Sanda pointed out that the industry needs to match up tariff with the rising price of gas which has escalated cost of service delivery.
However, the federal government, early this year announced that it was currently reviewing the implementation process for a cost reflective electricity tariff, but stated that it would continue to subsidise power supply for vulnerable citizens in Nigeria.
It also announced that it would unbundle the Transmission Company of Nigeria by separating Transmission services from System and Market operations in the first quarter of this year.
The minister of Power, Adebayo Adelabu, who announced this in a statement issued by the Federal Ministry of Power in Abuja, further stated that in the medium to long-term, Nigeria’s power transmission grid would be separated into regional grids to enable effective management.
Electricity Distribution Companies (DisCos) at the start of the new year denied reports of electricity tariff hike beginning from January 1, 2024, stressing that the Nigerian Electricity Regulatory Commission had not issued any directive for such.
Sanda, who was speaking while receiving members of the Chartered Accountants of Nigeria (ICAN), led by its president, Dr. Innocent Okwuosa, said that Eko DisCo believes in using innovative ways to ensure that its customers are metered.
Okwuosa, in his remarks explained that the institute opposed an attempt in 2023 by the Discos to increase electricity tariff in order to enable Nigerians to have access to affordable energy as provided in Sustainable Development Goal (SDG) 7.
Okwuosa, acknowledged that the power distribution sector in Nigeria is faced with multifaceted problems that include outdated transmission and distribution networks and called on the government to establish and implement clear and consistent policies that would create a conducive environment for investment in the sector.
“When in July 2023, the Discos moved to increase electricity tariff, the institute advised against this move not because we are not aware of the challenges facing the Discos.
“It was because of our public mandate interest as we are aware that the goal of SDG 7 is about ensuring access to clean and affordable energy by all citizens. There is no way SDG 7 can be achieved with the proposed hike in electricity tariff which came at the same time that the government removed fuel subsidy and unified exchange rate that was a massive devaluation in the value of Naira.

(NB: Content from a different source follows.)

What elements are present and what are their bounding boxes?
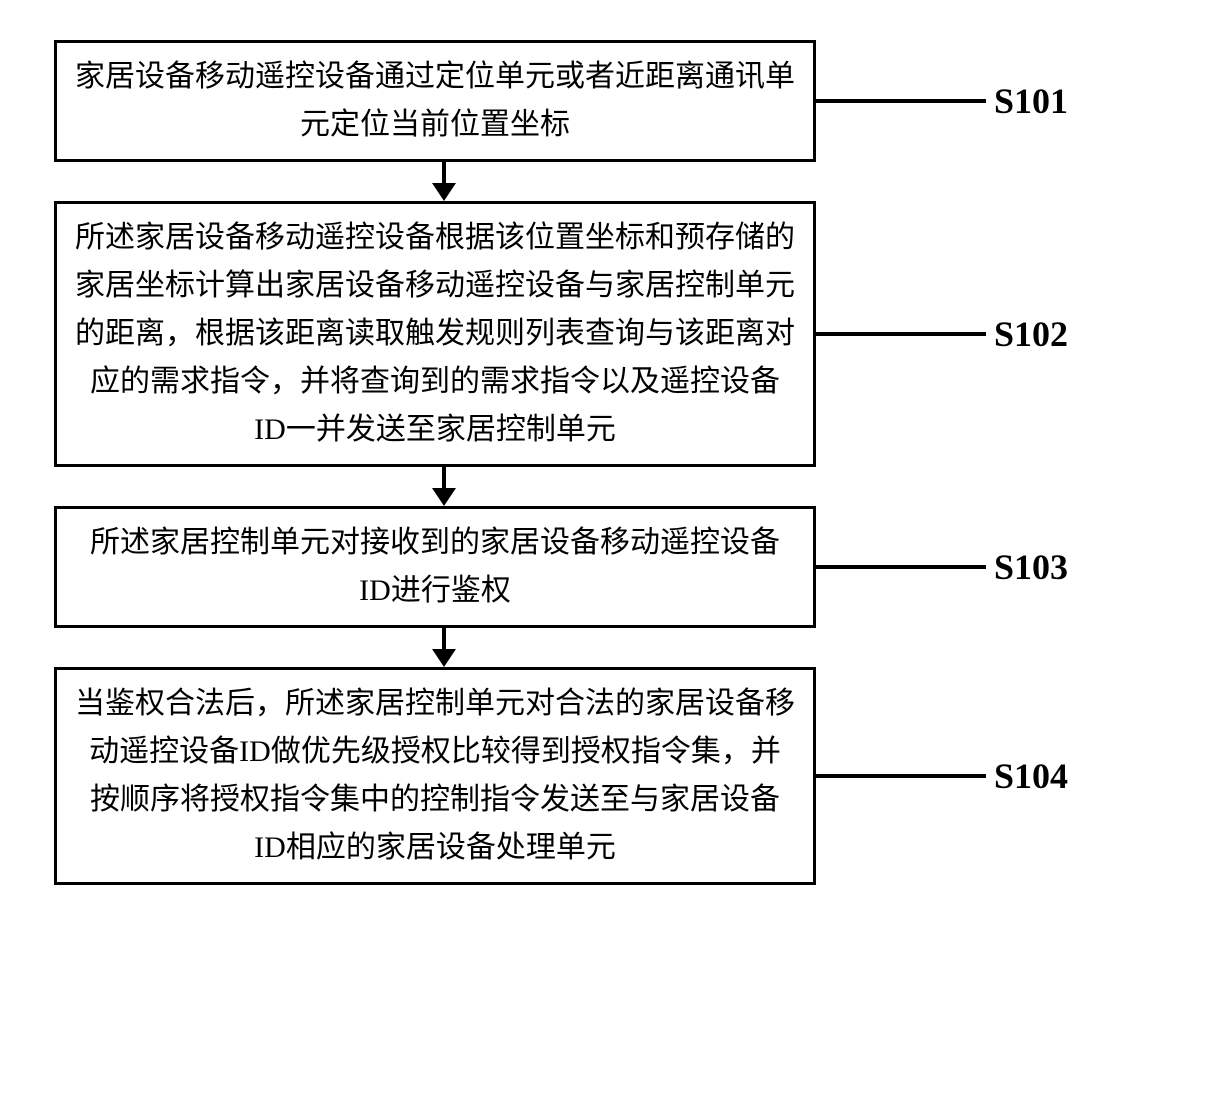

“We are of the view that President Bola Ahmed Tinubu’s administration should implement policies that would enable Nigeria to achieve the SDG goals, especially SDGs 1 to 10,” he said.
He referred to a World Bank’s report that 85 million Nigerians do not have access to grid electricity, which made Nigeria the largest energy access deficit country in the world.
“The lack of reliable power is a significant constraint for citizens and businesses, resulting in annual economic losses estimated at $26.2 billion or N10.1 trillion.
“As an institute, we will continue to advocate for greater accountability and transparency in the power sector, given that it holds the key to production and service activities that will boost the economic growth in Nigeria,” Okwuosa said.
He said it was essential to create a conducive environment that will attract investment to the sector by establishing and implementing clear and consistent policies as well as creating the right incentives.